Synchron plans to use brain data from current and future trial participants to build an AI model. Maryam Shanechi, a BCI researcher at the University of Southern California and founding director of its Center for Neurotechnology, said a brain foundation model could improve accuracy and support a wider range of functions without requiring hours of training data from each individual patient.
“This model would be more generalizable, more accurate, and then you can fine-tune it in each subject,” she says. “Because this AI has been trained on the brains of many people, it has essentially learned how to learn, how to think, and then you have this brainlike AI system that you can use for a variety of tasks.”
Training Still Matters
Even with a broader model, each new BCI user would still need some training. Users learn to operate a BCI through prompts such as “squeeze your fist” or “press down like a brake pedal.” A paralyzed person may not be able to make that movement, but neurons in the motor cortex can still fire when they attempt it.
Those intended movement signals are what the BCI decodes. Oxley said Synchron will use Cosmos, Nvidia’s new family of AI models, to generate photorealistic simulations of the user’s body. The idea is that the user can watch an avatar of their own movement and mentally rehearse it.
Cosmos can also generate tokens about each avatar movement that work like time stamps. Those tokens will be used to label brain data, helping an AI model interpret and decode brain signals and then translate them into the intended action.
All of that data would contribute to a brain foundation model, described as a large deep-learning neural network that can be adapted to many uses instead of being trained from scratch on each new task. Shanechi noted a central limitation: foundation models need a lot of data to become truly foundational, and that is difficult for invasive technology that only a small number of people will receive.
A Less Invasive Path, but Still an Ambitious One
Synchron’s implant differs from some competing approaches. Neuralink and other companies use electrode arrays that sit in the brain or on the brain’s surface. Synchron’s array is a mesh tube inserted at the base of the neck and threaded through a vein to read activity from the motor cortex.

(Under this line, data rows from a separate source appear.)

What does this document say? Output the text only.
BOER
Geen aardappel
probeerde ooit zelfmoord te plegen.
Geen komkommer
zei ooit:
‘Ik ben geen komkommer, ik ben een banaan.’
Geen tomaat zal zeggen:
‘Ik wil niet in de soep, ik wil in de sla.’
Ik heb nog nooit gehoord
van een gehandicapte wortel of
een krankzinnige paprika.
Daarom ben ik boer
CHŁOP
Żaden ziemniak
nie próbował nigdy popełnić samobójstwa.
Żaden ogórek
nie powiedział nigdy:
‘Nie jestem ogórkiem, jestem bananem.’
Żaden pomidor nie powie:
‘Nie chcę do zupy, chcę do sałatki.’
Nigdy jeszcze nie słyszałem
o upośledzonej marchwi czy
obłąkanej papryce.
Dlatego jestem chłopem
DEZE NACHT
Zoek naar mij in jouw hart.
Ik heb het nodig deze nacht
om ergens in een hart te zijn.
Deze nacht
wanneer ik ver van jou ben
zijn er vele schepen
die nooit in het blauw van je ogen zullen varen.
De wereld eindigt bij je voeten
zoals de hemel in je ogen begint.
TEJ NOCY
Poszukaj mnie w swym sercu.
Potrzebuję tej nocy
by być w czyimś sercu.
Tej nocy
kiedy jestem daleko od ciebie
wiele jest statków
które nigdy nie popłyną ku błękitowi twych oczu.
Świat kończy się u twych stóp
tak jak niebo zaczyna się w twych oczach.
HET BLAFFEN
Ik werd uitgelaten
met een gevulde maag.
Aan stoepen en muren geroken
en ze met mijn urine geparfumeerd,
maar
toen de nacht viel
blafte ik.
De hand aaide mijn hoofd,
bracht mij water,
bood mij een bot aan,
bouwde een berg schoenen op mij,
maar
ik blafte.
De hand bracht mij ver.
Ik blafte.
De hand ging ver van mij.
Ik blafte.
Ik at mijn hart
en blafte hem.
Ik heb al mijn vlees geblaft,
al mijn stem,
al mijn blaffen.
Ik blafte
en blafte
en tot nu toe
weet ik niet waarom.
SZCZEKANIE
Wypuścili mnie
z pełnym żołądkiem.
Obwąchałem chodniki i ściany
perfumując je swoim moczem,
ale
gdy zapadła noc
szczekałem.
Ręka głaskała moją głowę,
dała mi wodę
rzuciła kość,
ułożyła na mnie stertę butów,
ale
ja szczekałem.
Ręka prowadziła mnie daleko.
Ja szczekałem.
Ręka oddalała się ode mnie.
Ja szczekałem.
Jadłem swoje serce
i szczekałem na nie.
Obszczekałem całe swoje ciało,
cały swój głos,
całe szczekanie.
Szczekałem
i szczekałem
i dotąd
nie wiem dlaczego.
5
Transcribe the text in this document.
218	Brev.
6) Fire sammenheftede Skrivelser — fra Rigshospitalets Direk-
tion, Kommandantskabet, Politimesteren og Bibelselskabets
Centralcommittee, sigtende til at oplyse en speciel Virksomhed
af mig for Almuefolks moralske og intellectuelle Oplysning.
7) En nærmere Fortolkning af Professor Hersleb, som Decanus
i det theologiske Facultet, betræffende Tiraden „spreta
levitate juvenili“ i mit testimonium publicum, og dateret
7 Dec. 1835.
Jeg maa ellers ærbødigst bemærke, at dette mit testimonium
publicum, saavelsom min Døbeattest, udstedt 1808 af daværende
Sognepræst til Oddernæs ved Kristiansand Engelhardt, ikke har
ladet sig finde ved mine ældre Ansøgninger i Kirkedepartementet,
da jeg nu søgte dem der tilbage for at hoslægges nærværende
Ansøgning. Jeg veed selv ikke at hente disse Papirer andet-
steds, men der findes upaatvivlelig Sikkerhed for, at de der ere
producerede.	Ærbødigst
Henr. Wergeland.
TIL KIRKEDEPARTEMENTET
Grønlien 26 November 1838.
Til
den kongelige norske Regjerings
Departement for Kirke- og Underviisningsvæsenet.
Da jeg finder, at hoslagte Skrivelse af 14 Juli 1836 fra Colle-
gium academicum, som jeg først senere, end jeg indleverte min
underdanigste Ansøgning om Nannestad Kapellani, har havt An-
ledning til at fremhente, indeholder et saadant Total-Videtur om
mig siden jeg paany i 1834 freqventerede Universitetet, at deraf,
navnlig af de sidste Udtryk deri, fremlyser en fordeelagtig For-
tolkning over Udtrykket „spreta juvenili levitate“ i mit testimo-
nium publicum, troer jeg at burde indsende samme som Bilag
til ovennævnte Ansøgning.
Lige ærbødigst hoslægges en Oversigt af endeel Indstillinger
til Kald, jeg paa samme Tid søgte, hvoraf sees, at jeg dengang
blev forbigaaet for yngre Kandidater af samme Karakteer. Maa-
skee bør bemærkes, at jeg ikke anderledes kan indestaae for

The procedure is similar to implanting a heart stent in an artery and does not require brain surgery. Vinod Khosla, founder of Khosla Ventures, one of Synchron’s investors, said that familiarity could matter for scale: “The big advantage here is that we know how to do stents in the millions around the globe. In every part of the world, there’s enough talent to go do stents. A normal cath lab can do this. So it’s a scalable procedure.”
As many as 2 million people in the United States alone receive stents every year to prop open their coronary arteries to prevent heart disease. Synchron has surgically implanted its BCI in 10 subjects since 2019 and has collected several years’ worth of brain data from those people.
The company is preparing to launch a larger clinical trial needed to seek commercial approval of its device. The field has not yet seen large-scale trials of implanted BCIs because of the risks of brain surgery and the cost and complexity of the technology.
Synchron’s goal remains ambitious and carries risks. Nita Farahany, a professor of law and philosophy at Duke University who has written extensively about the ethics of BCIs, said the more immediate possibility is “more control over more in the environment.” For people with paralysis, that is already a meaningful target: not just using a computer, but reaching into the home through thought-driven control.